L'uno viveva nell'atmosfera del nuovo mito della iniziativa italiana,
l'altro nel ricordo visivo degli anni 1789-1796, come, del resto, è
comprovato dal fatto che l'ultimo suo scritto sia costituito da quelle
Observations sur Maximilien Robespierre, redatte tra il 1833 e il
maggio 1836, che sotto la fraseologia socialista ritornano all'antico
principio della "virtù" come canone centrale di interpretazione storica.
L'ultimo atto pubblico del B. fu costituito dalle due nobili lettere
che inviò alla Corte dei pari e agli avvocati difensori dei
centosessantaquattro repubblicani parigini e lionesi arrestati dopo lo
scacco della seconda rivolta di Lione (1834), il cui scoppio egli aveva
invano cercato di evitare, e il massacro di via Transnonain e
processati in mezzo ad ogni illegalità nel mastodontico processo che
ebbe inizio nell'aprile 1835. Tale processo disorganizzò radicalmente
le fila del partito repubblicano e del movimento democratico francese.

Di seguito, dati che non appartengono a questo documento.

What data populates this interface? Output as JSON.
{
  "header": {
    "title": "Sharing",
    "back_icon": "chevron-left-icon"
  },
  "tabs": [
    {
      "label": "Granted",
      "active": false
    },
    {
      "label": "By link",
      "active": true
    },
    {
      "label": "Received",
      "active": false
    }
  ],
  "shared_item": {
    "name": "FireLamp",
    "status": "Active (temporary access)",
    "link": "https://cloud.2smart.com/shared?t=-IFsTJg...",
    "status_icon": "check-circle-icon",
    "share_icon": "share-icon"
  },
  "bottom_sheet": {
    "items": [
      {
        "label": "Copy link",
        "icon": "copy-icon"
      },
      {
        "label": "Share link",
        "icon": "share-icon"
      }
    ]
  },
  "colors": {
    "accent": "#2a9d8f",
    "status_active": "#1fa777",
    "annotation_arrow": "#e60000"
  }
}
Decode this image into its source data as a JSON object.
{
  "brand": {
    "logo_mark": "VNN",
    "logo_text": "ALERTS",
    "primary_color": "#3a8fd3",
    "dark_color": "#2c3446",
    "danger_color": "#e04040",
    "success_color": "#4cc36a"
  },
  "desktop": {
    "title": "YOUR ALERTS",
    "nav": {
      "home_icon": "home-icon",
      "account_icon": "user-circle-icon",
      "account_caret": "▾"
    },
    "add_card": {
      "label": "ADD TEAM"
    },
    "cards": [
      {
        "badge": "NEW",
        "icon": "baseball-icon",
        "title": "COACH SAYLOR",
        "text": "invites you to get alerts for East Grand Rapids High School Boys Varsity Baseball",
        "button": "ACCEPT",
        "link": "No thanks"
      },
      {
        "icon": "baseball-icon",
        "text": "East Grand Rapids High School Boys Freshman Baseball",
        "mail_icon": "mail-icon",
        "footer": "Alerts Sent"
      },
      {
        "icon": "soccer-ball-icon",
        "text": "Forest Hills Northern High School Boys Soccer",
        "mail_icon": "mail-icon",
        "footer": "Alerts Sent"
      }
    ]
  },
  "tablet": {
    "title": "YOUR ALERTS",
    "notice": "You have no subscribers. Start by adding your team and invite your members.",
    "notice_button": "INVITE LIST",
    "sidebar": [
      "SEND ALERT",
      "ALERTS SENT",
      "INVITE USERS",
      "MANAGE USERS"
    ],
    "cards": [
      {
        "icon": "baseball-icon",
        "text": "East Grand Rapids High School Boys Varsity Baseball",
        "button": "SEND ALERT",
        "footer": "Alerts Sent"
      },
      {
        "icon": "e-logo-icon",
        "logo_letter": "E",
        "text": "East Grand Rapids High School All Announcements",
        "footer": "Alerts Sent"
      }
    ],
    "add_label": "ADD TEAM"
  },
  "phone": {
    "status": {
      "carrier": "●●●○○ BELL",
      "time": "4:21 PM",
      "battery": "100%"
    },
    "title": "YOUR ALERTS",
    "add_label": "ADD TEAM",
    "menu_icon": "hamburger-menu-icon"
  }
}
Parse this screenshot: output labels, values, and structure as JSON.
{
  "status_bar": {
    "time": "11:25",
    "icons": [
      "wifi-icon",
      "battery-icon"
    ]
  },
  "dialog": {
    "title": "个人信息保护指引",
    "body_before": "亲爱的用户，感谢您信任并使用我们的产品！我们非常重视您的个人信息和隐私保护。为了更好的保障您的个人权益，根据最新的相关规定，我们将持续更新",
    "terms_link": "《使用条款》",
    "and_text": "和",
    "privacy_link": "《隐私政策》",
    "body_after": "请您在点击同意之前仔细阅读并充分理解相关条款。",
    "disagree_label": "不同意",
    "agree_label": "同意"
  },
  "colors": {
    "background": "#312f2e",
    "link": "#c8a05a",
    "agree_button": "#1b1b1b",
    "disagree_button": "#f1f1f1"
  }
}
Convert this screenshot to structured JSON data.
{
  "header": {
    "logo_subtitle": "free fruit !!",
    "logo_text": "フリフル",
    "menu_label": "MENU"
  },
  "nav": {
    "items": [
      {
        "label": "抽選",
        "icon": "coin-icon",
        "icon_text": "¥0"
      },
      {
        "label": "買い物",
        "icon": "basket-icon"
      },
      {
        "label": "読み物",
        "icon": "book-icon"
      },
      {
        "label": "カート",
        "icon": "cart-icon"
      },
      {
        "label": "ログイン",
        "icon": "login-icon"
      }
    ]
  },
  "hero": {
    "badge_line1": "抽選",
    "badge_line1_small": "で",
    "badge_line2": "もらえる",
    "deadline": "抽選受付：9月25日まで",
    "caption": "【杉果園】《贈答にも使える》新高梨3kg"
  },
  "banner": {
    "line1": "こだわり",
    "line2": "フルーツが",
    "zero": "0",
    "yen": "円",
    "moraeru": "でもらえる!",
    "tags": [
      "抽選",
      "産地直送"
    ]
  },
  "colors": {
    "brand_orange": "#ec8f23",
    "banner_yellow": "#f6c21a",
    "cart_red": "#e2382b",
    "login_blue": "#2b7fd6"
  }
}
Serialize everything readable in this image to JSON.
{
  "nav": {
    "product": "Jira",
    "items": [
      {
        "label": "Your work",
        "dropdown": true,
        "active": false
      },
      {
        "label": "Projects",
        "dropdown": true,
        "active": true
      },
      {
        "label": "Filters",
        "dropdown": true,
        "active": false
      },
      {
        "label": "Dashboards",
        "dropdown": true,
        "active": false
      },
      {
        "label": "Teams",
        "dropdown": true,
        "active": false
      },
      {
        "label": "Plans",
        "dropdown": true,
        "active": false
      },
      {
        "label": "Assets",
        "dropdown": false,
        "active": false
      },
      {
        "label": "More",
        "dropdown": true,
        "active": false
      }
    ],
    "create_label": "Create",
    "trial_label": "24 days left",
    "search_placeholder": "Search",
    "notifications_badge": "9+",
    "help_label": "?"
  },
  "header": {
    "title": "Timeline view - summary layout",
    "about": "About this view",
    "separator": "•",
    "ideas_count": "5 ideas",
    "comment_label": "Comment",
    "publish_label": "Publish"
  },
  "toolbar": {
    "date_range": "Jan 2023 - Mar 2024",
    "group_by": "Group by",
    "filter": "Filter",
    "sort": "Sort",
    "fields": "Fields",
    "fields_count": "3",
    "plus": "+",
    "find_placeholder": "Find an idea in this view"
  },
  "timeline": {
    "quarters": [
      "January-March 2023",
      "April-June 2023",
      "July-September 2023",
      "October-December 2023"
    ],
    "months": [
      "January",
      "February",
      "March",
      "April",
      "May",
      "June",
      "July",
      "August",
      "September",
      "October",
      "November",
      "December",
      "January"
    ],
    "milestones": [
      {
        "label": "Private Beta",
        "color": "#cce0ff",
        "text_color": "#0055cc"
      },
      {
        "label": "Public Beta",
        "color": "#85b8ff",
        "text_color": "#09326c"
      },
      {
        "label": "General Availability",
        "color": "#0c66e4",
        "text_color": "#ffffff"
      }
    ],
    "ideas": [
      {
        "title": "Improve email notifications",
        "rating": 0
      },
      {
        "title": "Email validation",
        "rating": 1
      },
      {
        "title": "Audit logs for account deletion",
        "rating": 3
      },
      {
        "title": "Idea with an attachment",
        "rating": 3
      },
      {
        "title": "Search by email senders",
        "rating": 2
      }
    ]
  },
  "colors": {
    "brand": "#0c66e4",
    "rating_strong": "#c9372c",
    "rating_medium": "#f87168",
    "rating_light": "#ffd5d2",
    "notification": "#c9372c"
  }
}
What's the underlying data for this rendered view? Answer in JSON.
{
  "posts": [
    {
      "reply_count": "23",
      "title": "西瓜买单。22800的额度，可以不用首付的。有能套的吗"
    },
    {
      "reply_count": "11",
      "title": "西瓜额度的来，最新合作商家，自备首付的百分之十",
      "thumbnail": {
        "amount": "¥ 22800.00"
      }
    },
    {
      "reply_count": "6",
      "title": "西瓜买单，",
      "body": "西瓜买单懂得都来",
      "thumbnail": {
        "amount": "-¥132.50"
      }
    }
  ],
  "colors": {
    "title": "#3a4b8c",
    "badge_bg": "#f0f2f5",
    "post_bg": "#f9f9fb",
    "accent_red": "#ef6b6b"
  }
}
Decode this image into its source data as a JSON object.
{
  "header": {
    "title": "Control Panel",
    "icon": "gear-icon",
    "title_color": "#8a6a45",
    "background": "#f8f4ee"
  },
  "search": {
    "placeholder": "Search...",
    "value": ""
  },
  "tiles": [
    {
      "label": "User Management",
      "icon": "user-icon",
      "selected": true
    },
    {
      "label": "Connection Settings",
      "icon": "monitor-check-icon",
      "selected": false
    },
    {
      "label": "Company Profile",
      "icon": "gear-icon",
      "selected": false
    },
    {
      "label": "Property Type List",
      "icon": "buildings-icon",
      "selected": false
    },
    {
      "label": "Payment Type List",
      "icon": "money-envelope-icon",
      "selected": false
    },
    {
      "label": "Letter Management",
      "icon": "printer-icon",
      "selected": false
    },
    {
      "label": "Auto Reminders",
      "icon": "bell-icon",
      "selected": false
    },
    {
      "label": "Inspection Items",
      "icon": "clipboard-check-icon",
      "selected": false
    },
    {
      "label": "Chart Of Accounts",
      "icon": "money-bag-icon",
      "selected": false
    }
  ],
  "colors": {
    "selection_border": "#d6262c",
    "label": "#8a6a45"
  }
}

Comunque, dopo il 1835, invano cercheremmo traccia diretta e manifesta
di un'azione esterna del B.: la sua attività è scesa più che mai nel
profondo del mistero latomico. Il vincolo settario viene a coprire
tutto il mondo buonarrotiano, ma non al punto che un'attenta analisi
non riesca a individuare che nelle nuove formazioni segrete, come le
Legioni rivoluzionarie e la Società delle famiglie, pulsano germi
fecondi di un allargamento del comunismo buonarrotiano dal piano del
consumo a quello della produzione e dalla massa agricola, sulle prime
quasi l'unica a essere tenuta presente, al proletariato delle città e
dell'industria nascente. Si dava così l'abbrivio a nuovi raggruppamenti
di lotta politico-sociale e assai presto dalla buonarrotiana Società
delle famiglie si passa a quella autenticamente proletaria delle
Stagioni, guidata dagli eredi diretti del B. (Blanqui, Barbès, Martin
Bernard).
Il B. si spense a Parigi il 17 sett. 1837, nella casa ospitale
dell'amico Voyer d'Argenson invia Rocher; millecinquecento persone ne
accompagnarono le spoglie al cimitero di Montmartre.